Foi lançado no passado dia 07, o livro “Cabo Verde – Crise e Resiliência”, da autoria do primeiro-ministro, Ulisses Correia e Silva. A obra foi apresentada em Lisboa, e tem como subtítulo “Erupção vulcânica, secas, covid-19, guerras na Ucrânia e no Médio Oriente”,
Segundo o autor, o livro representa a resiliência do país – face a desafios como a erupção vulcânica de 2014; as “secas severas” de 2017 e 2021; a pandemia da covid-19; e os impactos das guerras na Ucrânia e no Médio Oriente.
É evidente que esta obra não nasceu da vontade de comunicar honestamente a experiência adquirida em 10 anos como chefe do Executivo e líder do MpD.
Ela nasceu antes do imperativo eleitoral – que as eleições próximas tornam iminente – de justificar o fracasso total da sua governação, frente às promessas de reforma económica e administrativa, que foram feitas pelas legislativas de 2016. Mas Correia e Silva não está sozinho.
Em 2015, José Maria Neves chegava ao final dos seus três mandatos como Primeiro-ministro. E os resultados da sua longa governação ficaram muito aquém dos compromissos assumidos com o eleitorado – nomeadamente, a promessa fantasiosa de crescimento a dois dígitos, que resultaria num boom de emprego qualificado.

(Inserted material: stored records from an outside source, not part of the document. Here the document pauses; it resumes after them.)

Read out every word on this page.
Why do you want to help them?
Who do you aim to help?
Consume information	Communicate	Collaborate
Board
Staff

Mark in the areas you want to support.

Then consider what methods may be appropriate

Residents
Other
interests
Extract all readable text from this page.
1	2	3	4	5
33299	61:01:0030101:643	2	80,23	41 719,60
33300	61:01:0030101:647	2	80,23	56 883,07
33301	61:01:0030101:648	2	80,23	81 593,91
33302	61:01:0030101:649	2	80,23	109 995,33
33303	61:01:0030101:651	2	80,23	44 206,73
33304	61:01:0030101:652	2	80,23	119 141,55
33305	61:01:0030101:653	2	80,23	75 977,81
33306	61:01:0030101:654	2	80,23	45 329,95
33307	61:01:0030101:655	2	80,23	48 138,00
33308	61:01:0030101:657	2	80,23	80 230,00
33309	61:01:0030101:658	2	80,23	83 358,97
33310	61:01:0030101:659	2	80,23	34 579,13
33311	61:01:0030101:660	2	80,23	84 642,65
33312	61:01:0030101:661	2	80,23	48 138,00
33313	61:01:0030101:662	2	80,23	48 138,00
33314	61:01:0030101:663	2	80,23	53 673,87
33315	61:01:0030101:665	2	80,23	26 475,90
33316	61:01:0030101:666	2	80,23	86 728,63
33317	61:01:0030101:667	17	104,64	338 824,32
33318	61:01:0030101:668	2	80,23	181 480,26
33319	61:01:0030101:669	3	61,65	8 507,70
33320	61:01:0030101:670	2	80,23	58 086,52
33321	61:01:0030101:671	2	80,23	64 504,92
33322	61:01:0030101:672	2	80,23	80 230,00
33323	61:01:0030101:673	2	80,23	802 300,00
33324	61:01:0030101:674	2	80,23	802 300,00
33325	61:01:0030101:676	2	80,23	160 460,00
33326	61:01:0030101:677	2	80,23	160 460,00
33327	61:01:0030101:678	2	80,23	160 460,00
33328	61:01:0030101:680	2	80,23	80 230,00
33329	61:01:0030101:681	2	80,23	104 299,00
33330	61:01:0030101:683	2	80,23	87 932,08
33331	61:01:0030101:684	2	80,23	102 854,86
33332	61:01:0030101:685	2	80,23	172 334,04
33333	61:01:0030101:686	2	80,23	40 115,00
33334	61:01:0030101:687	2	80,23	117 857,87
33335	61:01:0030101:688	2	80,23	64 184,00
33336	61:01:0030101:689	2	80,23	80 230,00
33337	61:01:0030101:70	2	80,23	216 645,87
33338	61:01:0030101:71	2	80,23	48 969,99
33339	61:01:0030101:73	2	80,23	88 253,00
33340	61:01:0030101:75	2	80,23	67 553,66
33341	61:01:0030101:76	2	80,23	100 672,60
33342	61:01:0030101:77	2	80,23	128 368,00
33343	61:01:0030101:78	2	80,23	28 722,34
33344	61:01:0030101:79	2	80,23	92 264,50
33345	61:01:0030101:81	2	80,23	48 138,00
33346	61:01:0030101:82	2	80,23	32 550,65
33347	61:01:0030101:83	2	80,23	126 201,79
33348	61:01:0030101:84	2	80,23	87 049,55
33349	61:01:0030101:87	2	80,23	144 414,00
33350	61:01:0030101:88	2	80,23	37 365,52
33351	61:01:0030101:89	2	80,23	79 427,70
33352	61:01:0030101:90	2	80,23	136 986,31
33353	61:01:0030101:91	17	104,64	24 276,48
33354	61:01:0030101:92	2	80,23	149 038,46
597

É certo que este género de publicação já se tornou praxe entre líderes políticos pelo mundo afora; mas as obras surgem normalmente no final da carreira eleitoral, como preparação para uma transição.
Já aqui – agora e em 2015 – a motivação principal é claramente a continuidade da carreira eleitoral. Contudo, apesar das semelhanças de intenção, as posições respectivas de Neves e Silva são muito diferentes.
Neves governou por dois mandatos com relativa tranquilidade e boa aceitação popular. O fim do ciclo do PAICV só se fez sentir após a sua terceira vitória, quando já não pretendia uma quarta candidatura ao executivo.
Havia muito que Neves fazia cálculos com a Presidência da República. Portanto, era preciso justificar o seu desempenho no Executivo; e a publicação de um livro cumpria a função.
Neves acabou por decidir, sensatamente, não concorrer à presidência logo em 2016. Mas a erosão da sua imagem pessoal não foi tão drástica ou duradoura quanto a do seu partido; tanto que, na sequência de uma segunda derrota legislativa do PAICV em 2021, Neves venceu as presidenciais contra Carlos Veiga logo na primeira volta.
Contrariamente, o desgaste político do MpD começou pouco após a vitória de 2016; e em 2021, Ulisses Correia e Silva apenas arrancou um segundo mandato pela debilidade da Oposição. Em 2026, a sua candidatura forçada a um terceiro mandato ocorrerá num clima de tragédia anunciada.
Para além disso, à semelhança do que aconteceu com Carlos Veiga, uma eventual candidatura presidencial de Correia e Silva não parece ter grande viabilidade. Mesmo assim, há que tentar melhorar o terreno para as próximas legislativas.
Infelizmente, a publicação de uma narrativa que atribui o fracasso do seu governo a causas externas – apesar do que nós todos vimos ao longo de dez anos – é um recurso desesperado, que dificilmente terá impacto no resultado eleitoral.